Saturday, June 7, 2008
“When I go out my door now, I don’t see anyone I know. I see the loss of a community.”
[Image by Clayton Patterson]
The new issue of The Brooklyn Rail has a great feature on Clayton Patterson, the artist and documentarian who has been chronicling the changes in the Lower East Side since he first set up shop here in the early 1980s. Some of his 100,000 photos and 10,000 hours worth of footage went into Captured, which debuts Friday at The Rooftop Film Festival. "The film is as much a biopic of the neighborhood as it is a portrait of Patterson himself," according to the article by Jericho Parms
Here's an excerpt from the article:
When the Lower East Side took hold of Clayton Patterson, it never let go. He speaks of it as “a magic crucible that everything else would come out of.” In the last decade, he believes, he’s seen the end of that era as soaring real estate prices have begun to empty the village of its artists, bohemians, radicals and immigrants.

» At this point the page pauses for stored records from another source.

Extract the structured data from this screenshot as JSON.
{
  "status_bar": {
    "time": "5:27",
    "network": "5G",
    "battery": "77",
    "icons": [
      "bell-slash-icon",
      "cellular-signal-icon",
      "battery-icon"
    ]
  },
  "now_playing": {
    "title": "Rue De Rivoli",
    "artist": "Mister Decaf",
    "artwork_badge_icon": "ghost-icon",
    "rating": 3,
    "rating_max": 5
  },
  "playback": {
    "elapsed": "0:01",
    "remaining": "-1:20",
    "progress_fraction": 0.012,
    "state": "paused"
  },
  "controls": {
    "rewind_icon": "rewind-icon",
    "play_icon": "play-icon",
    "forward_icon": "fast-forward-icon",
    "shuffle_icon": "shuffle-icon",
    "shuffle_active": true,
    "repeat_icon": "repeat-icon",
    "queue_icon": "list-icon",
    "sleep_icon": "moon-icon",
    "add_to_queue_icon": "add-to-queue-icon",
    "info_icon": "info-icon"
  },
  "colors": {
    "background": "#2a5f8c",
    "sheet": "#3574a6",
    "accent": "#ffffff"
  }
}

“When I go out my door now, I don’t see anyone I know. I see the loss of a community.” Patterson notes the changes—the cranky old tailor is gone, a trendy café bar bought out the Latino grocery on the corner. Still, there is a good chance that any person that walked the streets or attended an event in “the deep pool that is the Lower East Side” in the past two decades can be found somewhere in the Clayton Patterson archives. And, in that sense, they will live on forever.